Colliers International has proposed a radical new plan to tackle the challenges currently facing the retail industry, which have led to the most adverse trading climate since the financial crash.
The property consultancy firm’s response to the growing pressure from internet sales, business rates rises, and stark jump in CVAs is a plan which aims to transform property leasing strategies.
Recent high-profile retail casualties like House of Fraser, Mothercare, Toys R Us and Maplin have all cited inflexible long-term leases and shackling store estates as key reasons for their demise.

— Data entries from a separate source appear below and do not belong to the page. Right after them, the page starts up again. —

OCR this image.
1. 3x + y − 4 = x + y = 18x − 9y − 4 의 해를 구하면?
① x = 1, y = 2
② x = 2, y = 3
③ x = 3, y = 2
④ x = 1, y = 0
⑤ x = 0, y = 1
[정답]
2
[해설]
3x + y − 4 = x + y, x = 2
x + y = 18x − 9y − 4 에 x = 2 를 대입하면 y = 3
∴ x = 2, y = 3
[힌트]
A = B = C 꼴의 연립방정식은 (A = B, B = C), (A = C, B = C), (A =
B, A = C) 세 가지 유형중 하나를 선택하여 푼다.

In light of this Colliers has proposed a five-point plan to create a fairer playing field for both landlords and retailers, calling for:
- Standard five-year leases granted outside of the 1954 Landlord & Tenant Act
- Rents based purely on the turnover achieved by the retailer in a particular shop
- Mutual options to break the lease dependent on agreed turnover thresholds
- A ‘white box’ approach to shop specification where a basic fitted unit is made available to the retailer to minimize their fit-out
- Limited incentives/ rent free
“The property industry now needs to think about a radical reshaping of the lease model for much of our retail property,” Colliers’ co-head of retail Dan Simms said.
“These types of lease features are relatively common in the retail factory outlet environment but have not been brought in a structured way into the mainstream market. They create genuine alignment between landlord and occupier, and offer both the opportunity to flex rents and occupation of space.
“This isn’t just blue sky thinking. This model won’t be relevant to some circumstances, particularly in fragmented ownership high streets and for flagship stores but there are an increasing number of similar leases being agreed across the UK and we are close to launching a leasing campaign for a new mall redevelopment within a well-established shopping centre where all leases will be offered on this basis.”